On paper, our sister party in Iranian Kurdistan – the Democratic Party of Iranian Kurdistan (PDKI) is similar to the Labour Party. The PDKI was founded with “an explicit commitment to democracy, liberty, social justice and gender equality”. They share the values we prize in a region whose regimes are often lacking in all of the above. When you look for bastions of democracy and progress in the Middle East, our comrades in the PDKI are a good place to start. But that’s a longer article for a gentler time.
Over the past few weeks, thousands of Kurds have joined the PDKI’s Peshmerga units and have marched south to face Islamic State (IS) fanatics in towns and villages across northern Iraq/southern Kurdistan. Veterans from Kurdistan’s wars against the Iranian regime’s repression; new recruits; women fighters as well as men, have all put aside old factional disputes with other groups to stand alongside the Kurdish Regional Government’s forces against an enemy universally agreed to be cruel and murderous.
The Islamic State was made to look unstoppable, because the Iraqi army melted away in the face of a group that has made terror and extreme, almost maniacal, violence its trademark. After liberating a village from IS control in Gewar, one PDKI Peshmerga is reported as saying “we do not fear these terrorists”. Perhaps one side-effect from standing almost alone against Iranian regime oppression is that it has bred a particularly hardy volunteer force, dedicated to tolerance and the idea of a safe, secure Kurdistan.
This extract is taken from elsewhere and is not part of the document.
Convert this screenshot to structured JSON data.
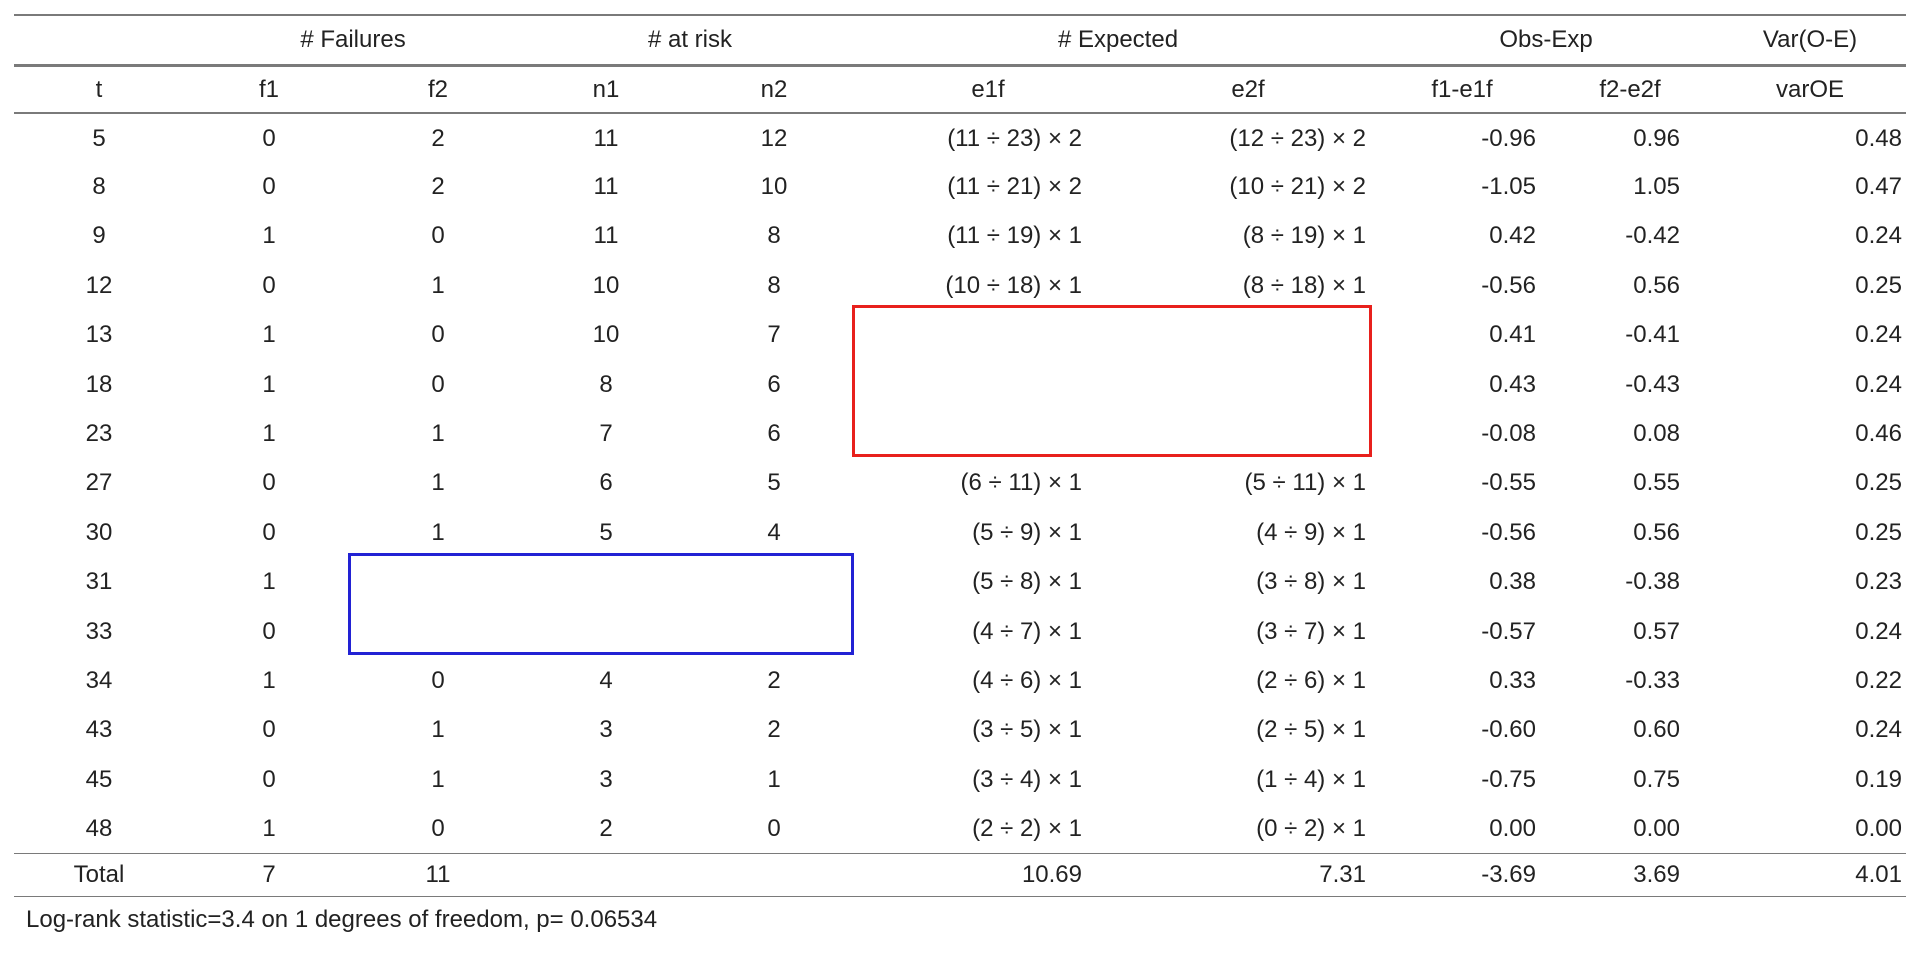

After gaining air support, Peshmerga forces have proven an effective bulwark against the fanatical hatred of this misnamed “Islamic State”, but it is still extremely early days. PDKI statements say they have liberated several villages and handed IS prisoners over to the Government. Following this success, it now looks as though PDKI units will be used as reserve forces, standing behind Kurdish Regional Government troops – on alert but back from the frontline for now.
It remains to be seen what further contribution the Socialist International’s comrades in Iranian Kurdistan will make during this crisis, but I was able to speak to my friend Loghman Ahmedi, the PDKI’s Head of International Relations, over the past few days. He was clear that IS forces pose a threat to Kurdistan as a whole, but also that:
“It is our duty to both protect the defenceless civilians in the region against this brutal organisation and to preserve the democratic and progressive government in Iraqi Kurdistan.”
So it’s a war of necessary survival, but it’s also about standing against crimes that – in principle – we assume are beyond the pale: beheadings; forced starvation; torture; rape and genocide. They are only beyond the pale if someone will stop them.
Chronicles of our time will mark the killings in Rwanda and the atrocities of Srebrenica as events that happened because nobody would step in. It remains to be seen what will happen in Kurdistan and Iraq. We do not yet know if the torture inflicted on the Yazidi will end in a completed genocide, but what we do know is that the men and women of the PDKI didn’t ask “am I my brother’s keeper?”.
They marched to the front line – some reports say with 60 bullets each – not because it was expedient, nor because they share a faith with all of those being victimised, but because they were in a position to do something and they wouldn’t stand by.
As the crisis continues, the world must give them – and the other Kurdish forces they fight alongside – the support they need to continue protecting civilians from IS forces.